The expanse and culture of Spain accentuates the sequences, as do the laugh out loud funny dinner conversations between the boys. Shankar, Eshaan and Loy deliver a solid soundtrack to Javed Akhtar’s lines.
Zindagi Na Milegi Dobara is an interesting watch and will occupy a proud place in the lives of Zoya Akthar and crew. For never have the sounds of hugging and patting backs made more sense on screen. No, I have not seen Dil Chahta Hai.
While on the other hand Deiva Thirumagal suffers from the over involvement of everyone in the spotlight, consider me in the insensitive bracket but I find that most films dealing with the issues of disabilities are very much the same. It is similar to the underdog sports story in which we know right from the moment we look into that poster,what will happen in the end.
People not unlike us, seems a viable artistic option for directors out of filmable material and one more excuse for the lead actor to come up with an ‘award worthy’ performance. If directors are willing to take up the task of educating the public on the issue of autism, then a proper documentary seems to me at least a better option in achieving that goal.

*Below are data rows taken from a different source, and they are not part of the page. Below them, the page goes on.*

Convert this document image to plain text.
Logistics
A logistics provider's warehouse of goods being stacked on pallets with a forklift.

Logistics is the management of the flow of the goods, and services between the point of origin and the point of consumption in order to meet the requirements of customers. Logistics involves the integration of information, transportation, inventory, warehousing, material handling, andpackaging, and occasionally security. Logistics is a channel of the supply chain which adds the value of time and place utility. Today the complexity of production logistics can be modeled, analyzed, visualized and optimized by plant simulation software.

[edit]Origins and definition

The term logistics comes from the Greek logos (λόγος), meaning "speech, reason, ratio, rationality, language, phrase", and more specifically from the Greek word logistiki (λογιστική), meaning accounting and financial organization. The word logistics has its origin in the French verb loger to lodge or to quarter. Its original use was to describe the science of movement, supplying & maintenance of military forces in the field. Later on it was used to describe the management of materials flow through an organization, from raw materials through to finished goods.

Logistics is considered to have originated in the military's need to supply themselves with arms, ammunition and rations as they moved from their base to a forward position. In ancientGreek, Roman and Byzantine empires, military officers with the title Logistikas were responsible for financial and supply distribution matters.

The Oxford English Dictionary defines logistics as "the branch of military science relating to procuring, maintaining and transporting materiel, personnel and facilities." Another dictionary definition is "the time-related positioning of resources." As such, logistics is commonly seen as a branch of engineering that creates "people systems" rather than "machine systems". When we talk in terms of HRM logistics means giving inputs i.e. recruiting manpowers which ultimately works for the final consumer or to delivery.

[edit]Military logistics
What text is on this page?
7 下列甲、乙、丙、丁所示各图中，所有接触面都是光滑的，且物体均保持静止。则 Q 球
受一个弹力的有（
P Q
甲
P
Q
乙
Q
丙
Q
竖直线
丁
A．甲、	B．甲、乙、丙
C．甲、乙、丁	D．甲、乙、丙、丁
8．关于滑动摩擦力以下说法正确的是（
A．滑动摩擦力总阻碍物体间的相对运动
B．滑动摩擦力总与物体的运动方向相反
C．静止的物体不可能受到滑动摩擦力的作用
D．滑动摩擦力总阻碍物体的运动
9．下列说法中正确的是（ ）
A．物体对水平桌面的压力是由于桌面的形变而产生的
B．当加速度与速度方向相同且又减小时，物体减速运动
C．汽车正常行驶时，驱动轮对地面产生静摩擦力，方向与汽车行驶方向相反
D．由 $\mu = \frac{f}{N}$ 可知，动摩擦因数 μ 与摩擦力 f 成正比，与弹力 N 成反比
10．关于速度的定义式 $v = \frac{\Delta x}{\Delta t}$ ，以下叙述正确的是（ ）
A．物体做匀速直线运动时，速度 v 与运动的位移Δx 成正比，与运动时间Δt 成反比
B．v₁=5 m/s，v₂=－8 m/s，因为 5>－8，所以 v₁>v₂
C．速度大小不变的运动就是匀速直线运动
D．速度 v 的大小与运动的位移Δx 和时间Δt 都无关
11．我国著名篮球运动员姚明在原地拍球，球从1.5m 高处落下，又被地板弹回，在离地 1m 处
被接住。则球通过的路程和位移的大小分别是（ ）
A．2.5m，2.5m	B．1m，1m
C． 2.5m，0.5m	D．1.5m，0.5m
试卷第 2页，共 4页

Deiva Thirumagal begins in a hill station where Krishna played by Vikram is one of the assemblers at a chocolate factory. It is quite known that he has the intelligence level of that of a five year old, his wife dies during childbirth and thus begins the man’s battle for the custody of his child against a villainous father-in-law and a ‘I don’t know what i am doing in this picture’ Amala Paul.
The long and winding subplot involving MS Baskar, some stolen chocolates and suspicions of infidelity did not work at all, if its intention was to make us laugh and the indifference of the father (Sachin Khedekar) towards his elder daughter was quite un-fatherly even by cinematic standards.And not forget, that spark of love between lawyer and client introduced so that Anushka and Vikram can have a song together.
There is not that likeable tension and fiery debates between lawyers usually seen in films which conclude in the courtroom. Anushka Shetty is adequate as Anuradha the down on luck lawyer who takes up Krishna’s case and there is the ever dependable Nasser. Santhanam lights up some moments with what is given to him.
I was probably one of the few, who walked out of the theatre with dislike. No, I have not seen I am Sam.